A while back there was a "Group Theory Coloring Book" that someone posted here. I was kinda hoping that this link would be another one of those. (Spoiler: it's an illustrated explanation of category theory - which is great! - not a coloring book).

Sorry in advance for hijacking this post, but it's kinda, sorta related to ask: Does anyone have a link to 'fun math/STEM-themed coloring books'?


New to set/category theory here, so this is most likely a failure on my part to understand what the diagram is actually depicting but, why does the Identity function diagram contain two sets? Shouldn't it'd be just the one set with one arrow "turning back on itself"?


They are not 2 sets they are two diagrams, depicting the same set. You can present it like this or in the way you mentioned.


One of the most powerful things I learned in topology was that functions can be viewed as sets of ordered pairs with the restriction that the first item in each ordered pair can only appear once.

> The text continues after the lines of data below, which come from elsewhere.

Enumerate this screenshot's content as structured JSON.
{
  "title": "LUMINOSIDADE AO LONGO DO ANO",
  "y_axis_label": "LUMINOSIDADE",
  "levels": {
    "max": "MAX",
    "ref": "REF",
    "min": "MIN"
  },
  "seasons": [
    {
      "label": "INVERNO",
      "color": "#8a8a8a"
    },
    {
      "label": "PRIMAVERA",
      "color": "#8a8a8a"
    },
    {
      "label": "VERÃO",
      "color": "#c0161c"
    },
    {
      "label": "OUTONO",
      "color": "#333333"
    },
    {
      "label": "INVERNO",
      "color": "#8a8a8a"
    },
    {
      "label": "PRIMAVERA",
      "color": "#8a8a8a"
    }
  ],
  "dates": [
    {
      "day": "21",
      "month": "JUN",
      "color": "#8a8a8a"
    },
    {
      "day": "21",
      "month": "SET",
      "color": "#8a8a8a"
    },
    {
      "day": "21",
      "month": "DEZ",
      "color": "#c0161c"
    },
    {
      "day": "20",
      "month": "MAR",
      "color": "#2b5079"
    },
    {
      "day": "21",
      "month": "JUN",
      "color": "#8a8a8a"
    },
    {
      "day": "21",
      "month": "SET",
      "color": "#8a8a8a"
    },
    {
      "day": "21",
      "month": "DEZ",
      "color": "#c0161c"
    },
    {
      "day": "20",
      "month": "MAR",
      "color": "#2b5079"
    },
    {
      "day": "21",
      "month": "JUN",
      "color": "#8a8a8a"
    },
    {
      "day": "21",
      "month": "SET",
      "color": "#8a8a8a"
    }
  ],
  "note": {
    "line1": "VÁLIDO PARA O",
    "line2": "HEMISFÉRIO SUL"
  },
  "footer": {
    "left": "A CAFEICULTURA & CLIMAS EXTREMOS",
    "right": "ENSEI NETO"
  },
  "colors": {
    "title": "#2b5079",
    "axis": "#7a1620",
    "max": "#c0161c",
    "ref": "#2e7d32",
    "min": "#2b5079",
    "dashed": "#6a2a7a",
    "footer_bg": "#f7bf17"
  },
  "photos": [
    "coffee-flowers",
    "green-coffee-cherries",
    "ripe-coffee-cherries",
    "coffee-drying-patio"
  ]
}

Relations between sets are generalizations of functions, which is another way to realize that. I think this was taught in my first CS semester.

Also, in the context of automata theory, functions = deterministic and relations = nondeterministic.


One thing I would like to understand is what limitations of set theory made it necessary to invent/discover category theory. Can someone enlighten me? What do categories let us do that we can’t do with sets?


Category theory was not a response to any limitations of set theory, but rather a collection of new abstractions, still grounded in set theory (originally anyway). The first paper introducing these abstractions was by Eilenberg and Mac Lane [1], who formalized for the first time the idea of natural functions between mathematical objects.

For a long time prior to E&M, mathematicians had used an informal notion of “natural” or “canonical” mapping, which meant something like one special mapping out of several available ones. Especially important is the idea of natural isomorphisms. Just knowing that two objects are isomorphic is often not good enough to prove results about them because you have to make a choice about which isomorphism of several you’re using, and you might have to make such an arbitrary choice about infinitely many pairs of objects all at once. Having a canonical choice solves this problem.

Prior to E&M, mathematicians couldn’t formalize this idea of canonical choice. They would hand wave about how natural their choice of isomorphism was and how this allowed them to avoid making arbitrary choices. Then E&M defined categories, functors, and natural transformations to formalize this idea of naturality. Their motivation was algebraic topology, but the abstractions they defined turned out to be extremely broadly useful across all much of mathematics.

[1] https://www.ams.org/journals/tran/1945-058-00/S0002-9947-194...


Ah, this is right on the money in terms of the level of explanation I was looking for. Thank you so much for that, and thank you for the ref, which I will read during my long wait at the DMV today :)


Jean-Pierre Marquis' article may be helpful:

https://plato.stanford.edu/entries/category-theory/

>what limitations of set theory made it necessary to invent/discover category theory?

Category theory did not start as alternative to set theory.

But: "Category theory even leads to a different theoretical conception of set and, as such, to a possible alternative to the standard set theoretical foundation for mathematics."

>What do categories let us do that we can’t do with sets?

"At minimum, it is a powerful language, or conceptual framework, allowing us to see the universal components of a family of structures of a given kind, and how structures of different kinds are interrelated"

Some category theory constructions like adjoints and monads are higher level and more powerful than basic set theory constructions like power set.

"The number of mathematical constructions that can be described as adjoints is simply stunning."


Thank you!


I know how it relates to monoids, rather than to sets. For example, you cannot just multiply together any two matrices (like you can with monoids); they need to have the correct dimensions. So, in category theory, this corresponds to the composition of morphisms, so in this case, the objects are the number of rows/columns and the morphisms are the matrices.